De ese día hasta hoy pasaron 16 años. En el medio Julio Bocca llegó a la dirección del BNS y la invitó a volver pero ella sintió que no era el momento. El año pasadoIgor Yebra, actual director, le hizo la misma propuesta después de que Nadia viniera a bailar Onegin como invitada. Y no tuvo dudas en su respuesta: sí.
La sensación de esa primera función de Onegin frente al público uruguayo y con un auditorio lleno aplaudiendo de pie, recuerda, fue la misma que sintió en la primera vez que bailó Giselle en Estados Unidos. Nadia cierra los ojos para pensar en ese momento, flexiona las rodillas y las envuelve con sus brazos. Después levanta la cabeza y dice: “Es una sensación de plenitud. ¿Viste cuando luchás por algo y trabajas muchísimo por eso? Bueno, finalmente llega un momento en el que sentís que podés relajar y disfrutar, sentirte bien, porque encontrás un hilo que lo une todo. Y cuando llegan esos momentos, más allá de la presión que pueda haber y de todo el trabajo que hay detrás, te sentís bien. Es la sensación de saber que estoy donde tengo que estar. Ahora me pasa lo mismo”.

Su primera función como bailarina del BNS fue el 28 de agosto en el espectáculo Volvemos con vos que se realizó en la Sala Nelly Goitiño. A pesar de que no fue la sala en la que acostumbra a bailar la compañía, Nadia dice que tiene un gran cariño por ella ya que ahí es donde hacían los espectáculos finales de la Escuela Nacional.

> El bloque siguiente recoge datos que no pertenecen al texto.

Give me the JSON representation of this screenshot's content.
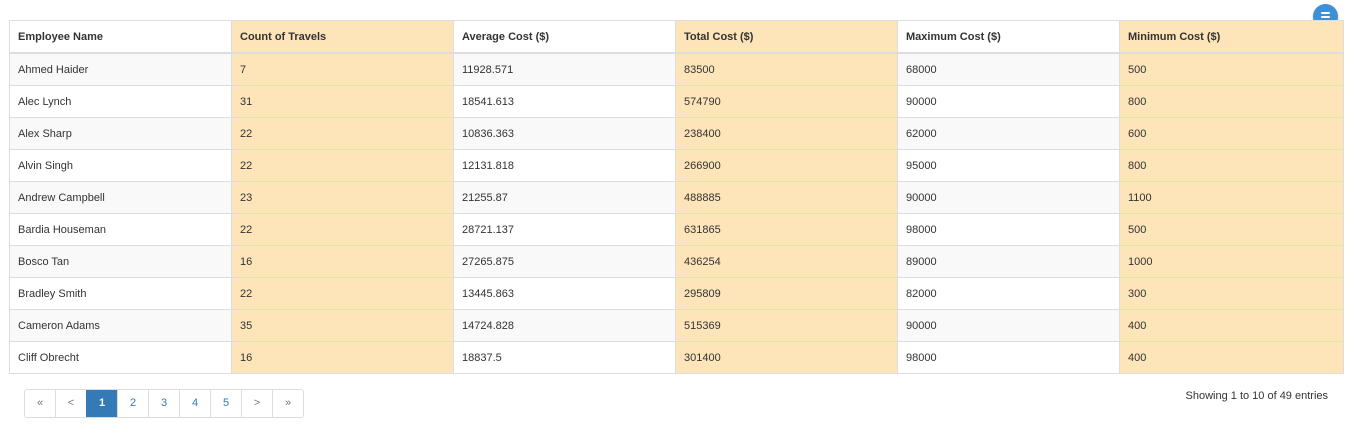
{
  "table": {
    "columns": [
      {
        "label": "Employee Name",
        "highlight": false
      },
      {
        "label": "Count of Travels",
        "highlight": true
      },
      {
        "label": "Average Cost ($)",
        "highlight": false
      },
      {
        "label": "Total Cost ($)",
        "highlight": true
      },
      {
        "label": "Maximum Cost ($)",
        "highlight": false
      },
      {
        "label": "Minimum Cost ($)",
        "highlight": true
      }
    ],
    "rows": [
      [
        "Ahmed Haider",
        "7",
        "11928.571",
        "83500",
        "68000",
        "500"
      ],
      [
        "Alec Lynch",
        "31",
        "18541.613",
        "574790",
        "90000",
        "800"
      ],
      [
        "Alex Sharp",
        "22",
        "10836.363",
        "238400",
        "62000",
        "600"
      ],
      [
        "Alvin Singh",
        "22",
        "12131.818",
        "266900",
        "95000",
        "800"
      ],
      [
        "Andrew Campbell",
        "23",
        "21255.87",
        "488885",
        "90000",
        "1100"
      ],
      [
        "Bardia Houseman",
        "22",
        "28721.137",
        "631865",
        "98000",
        "500"
      ],
      [
        "Bosco Tan",
        "16",
        "27265.875",
        "436254",
        "89000",
        "1000"
      ],
      [
        "Bradley Smith",
        "22",
        "13445.863",
        "295809",
        "82000",
        "300"
      ],
      [
        "Cameron Adams",
        "35",
        "14724.828",
        "515369",
        "90000",
        "400"
      ],
      [
        "Cliff Obrecht",
        "16",
        "18837.5",
        "301400",
        "98000",
        "400"
      ]
    ]
  },
  "pagination": {
    "items": [
      {
        "label": "«",
        "kind": "first"
      },
      {
        "label": "<",
        "kind": "prev"
      },
      {
        "label": "1",
        "kind": "page",
        "active": true
      },
      {
        "label": "2",
        "kind": "page"
      },
      {
        "label": "3",
        "kind": "page"
      },
      {
        "label": "4",
        "kind": "page"
      },
      {
        "label": "5",
        "kind": "page"
      },
      {
        "label": ">",
        "kind": "next"
      },
      {
        "label": "»",
        "kind": "last"
      }
    ]
  },
  "info": {
    "text": "Showing 1 to 10 of 49 entries"
  },
  "menu": {
    "icon": "menu-icon",
    "color": "#3d8fd6"
  },
  "colors": {
    "highlight_column": "#fde4b9",
    "active_page": "#337ab7",
    "link": "#337ab7"
  }
}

Trilúdico fue la pieza que Nadia creó y presentó en Volvemos con vos, junto a Sergio Muzzio y Ciro Tamayo. Empezó a crearla en Atlanta y terminó mientras hacía cuarentena en la casa de su familia en Las Toscas, cuando llegó a Uruguay. La coreografía es algo en lo que viene trabajando desde sus comienzos en el Atlanta Ballet y que le gustaría seguir puliendo.

Emtre los sueños que tiene pendientes está el de bailar Romeo y Julieta o Manon, dos ballets que la compañía uruguaya ya ha montado pero que ella nunca tuvo la posibilidad de bailar. A Nadia le gusta interpretar roles dramáticos, cree que son más reales, que generan más empatía con el público. Eso la sedujo, en parte, para venir a bailar Onegin en 2019.